The Long Shadow. Clark Griffith. Princeton, 48s.

Griffith demonstrates that Emily Dickinson was a tragic poet. He draws our attention away from her better-known verses, whose facile optimism and empty grace he shows to be quite untypical of her best work. He concentrates instead on analyzing those poems which express her search for a Hidden God and her dread at the idea that the God for whom she searches may not exist. He reveals her to be, at one level, an ironist and, at another, a tragedian. The true Emily Dickinson was not the tinkling Transcendentalist, but the tragic poet, utterly discontented with the Transcendentalism with which she had been imbued. The connection between the concept of the Hidden God and tragedy is familiar to marxists from the work of Goldmann: Griffith echoes much of Goldmann’s critical achievement, but makes no attempt to relate Emily Dickinson to her class background or to the consciousness of her class. Had he done so, his work might well have been a classic critical text.
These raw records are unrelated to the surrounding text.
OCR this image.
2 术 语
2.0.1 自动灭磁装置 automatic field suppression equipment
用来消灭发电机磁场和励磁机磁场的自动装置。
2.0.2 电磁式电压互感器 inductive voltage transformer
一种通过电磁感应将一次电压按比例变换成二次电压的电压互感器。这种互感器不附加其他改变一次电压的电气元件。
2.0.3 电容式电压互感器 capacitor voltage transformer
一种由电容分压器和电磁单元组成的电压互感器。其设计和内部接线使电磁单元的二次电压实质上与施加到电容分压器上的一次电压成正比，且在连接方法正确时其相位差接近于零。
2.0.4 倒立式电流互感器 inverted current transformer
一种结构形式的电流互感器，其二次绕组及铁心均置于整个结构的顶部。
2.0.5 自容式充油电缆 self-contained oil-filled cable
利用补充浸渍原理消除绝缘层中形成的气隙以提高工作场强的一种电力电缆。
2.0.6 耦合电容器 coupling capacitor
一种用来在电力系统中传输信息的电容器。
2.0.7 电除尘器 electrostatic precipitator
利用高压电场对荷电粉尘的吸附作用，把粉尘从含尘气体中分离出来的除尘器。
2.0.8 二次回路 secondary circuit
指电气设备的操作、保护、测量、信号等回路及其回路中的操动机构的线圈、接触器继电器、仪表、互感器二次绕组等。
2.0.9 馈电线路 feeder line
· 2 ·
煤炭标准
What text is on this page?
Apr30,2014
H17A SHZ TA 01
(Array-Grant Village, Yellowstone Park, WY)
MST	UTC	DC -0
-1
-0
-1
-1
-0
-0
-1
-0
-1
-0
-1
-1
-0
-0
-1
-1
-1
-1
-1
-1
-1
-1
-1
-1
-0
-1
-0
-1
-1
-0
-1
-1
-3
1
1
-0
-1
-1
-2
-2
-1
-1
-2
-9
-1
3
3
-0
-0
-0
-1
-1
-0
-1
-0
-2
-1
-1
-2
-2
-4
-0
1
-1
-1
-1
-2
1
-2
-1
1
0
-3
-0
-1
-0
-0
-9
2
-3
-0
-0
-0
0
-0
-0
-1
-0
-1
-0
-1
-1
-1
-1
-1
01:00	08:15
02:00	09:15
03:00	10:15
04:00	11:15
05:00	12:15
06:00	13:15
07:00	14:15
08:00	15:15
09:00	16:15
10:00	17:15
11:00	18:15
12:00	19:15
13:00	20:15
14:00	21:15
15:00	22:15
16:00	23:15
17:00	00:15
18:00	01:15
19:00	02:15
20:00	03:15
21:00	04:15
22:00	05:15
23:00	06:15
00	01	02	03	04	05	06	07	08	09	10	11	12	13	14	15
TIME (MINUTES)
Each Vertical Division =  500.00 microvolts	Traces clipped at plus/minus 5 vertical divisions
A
He does seem aware of an insufficiency in his approach and tries to remedy this, rather shame-facedly, by some Freudian conjectures in an over-long coda to the book. It is a pity that it was this kind of incidental idea which he chose to develop: some of his other ideas—about time, for instance, or about the post-romantic notion of childhood—are much more interesting. But any work of criticisim which insists that a coherent world-view structures a poet’s work and demonstrates how the key ideas of this world-view determine the imagery and tempo of important single poems is very welcome—especially when the important poems have previously been neglected in favour of the easily assimilated. Griffith has restored to its true value, not only Emily Dickinson’s poetry, but also the labour of criticism. l.r.